As we have already delivered our 780G graphics results under Linux, it should be to no surprise that this motherboard is compatible with Linux. Permitting you are running a recent Linux 2.6 kernel with your distribution, you should experience no major compatibility issues. With the ECS A780GM-A we hadn't experienced any Linux issues but it had worked out of the box with Ubuntu 8.04 LTS Beta.

For benchmarking the other aspects of this motherboard we had used an AMD Phenom 9500 processor, 2GB of OCZ DDR2-800 Reaper HPC memory, Western Digital 160GB SATA 2.0 hard drive, and a SilverStone Zeus ST75ZF 750W power supply. Running on the software side was the Ubuntu 8.04 LTS "Hardy Heron" Beta with the Linux 2.6.25 x86_64 kernel. As we have already delivered our Radeon HD 3200 benchmarks from this motherboard, we won't repeat them again in this article but we will be sharing our performance results from other areas of the system.

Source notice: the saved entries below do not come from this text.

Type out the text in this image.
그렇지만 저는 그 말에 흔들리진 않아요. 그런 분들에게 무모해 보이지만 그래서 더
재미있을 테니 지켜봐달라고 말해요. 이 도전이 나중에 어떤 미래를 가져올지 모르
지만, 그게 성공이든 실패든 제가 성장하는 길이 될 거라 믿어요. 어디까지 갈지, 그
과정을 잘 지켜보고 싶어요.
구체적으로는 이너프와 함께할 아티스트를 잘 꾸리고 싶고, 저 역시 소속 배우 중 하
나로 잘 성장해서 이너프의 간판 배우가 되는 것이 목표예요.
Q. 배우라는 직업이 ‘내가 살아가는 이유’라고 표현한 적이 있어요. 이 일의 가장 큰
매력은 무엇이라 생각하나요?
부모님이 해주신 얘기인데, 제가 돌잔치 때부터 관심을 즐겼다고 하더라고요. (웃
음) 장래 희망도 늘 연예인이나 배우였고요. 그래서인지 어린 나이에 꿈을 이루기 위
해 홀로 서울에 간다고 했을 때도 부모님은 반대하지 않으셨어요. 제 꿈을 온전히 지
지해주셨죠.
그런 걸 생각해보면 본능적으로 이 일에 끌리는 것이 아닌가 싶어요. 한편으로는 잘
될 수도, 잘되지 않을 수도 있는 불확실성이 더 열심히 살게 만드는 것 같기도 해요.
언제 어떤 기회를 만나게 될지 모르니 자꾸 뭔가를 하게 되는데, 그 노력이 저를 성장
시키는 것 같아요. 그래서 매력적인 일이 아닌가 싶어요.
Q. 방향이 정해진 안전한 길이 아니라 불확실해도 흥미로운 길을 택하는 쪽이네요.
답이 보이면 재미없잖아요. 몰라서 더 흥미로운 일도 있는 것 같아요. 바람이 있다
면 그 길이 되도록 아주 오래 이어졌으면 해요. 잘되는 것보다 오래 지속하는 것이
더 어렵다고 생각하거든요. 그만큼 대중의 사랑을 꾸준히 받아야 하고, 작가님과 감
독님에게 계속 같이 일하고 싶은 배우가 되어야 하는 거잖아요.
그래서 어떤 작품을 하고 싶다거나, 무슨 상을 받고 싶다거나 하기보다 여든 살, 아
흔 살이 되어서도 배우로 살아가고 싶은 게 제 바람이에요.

The Linux benchmarks we had used were LAME encoding, timed disk reads (hdparm), Gzip compression, and RAMspeed. We had compared this motherboard to the 790FX-based Gigabyte MA790FX-DS5 using the same system hardware and software configuration. Shortly we'll also be comparing this motherboard to an ASRock 780G DisplayPort motherboard (also under Linux, of course).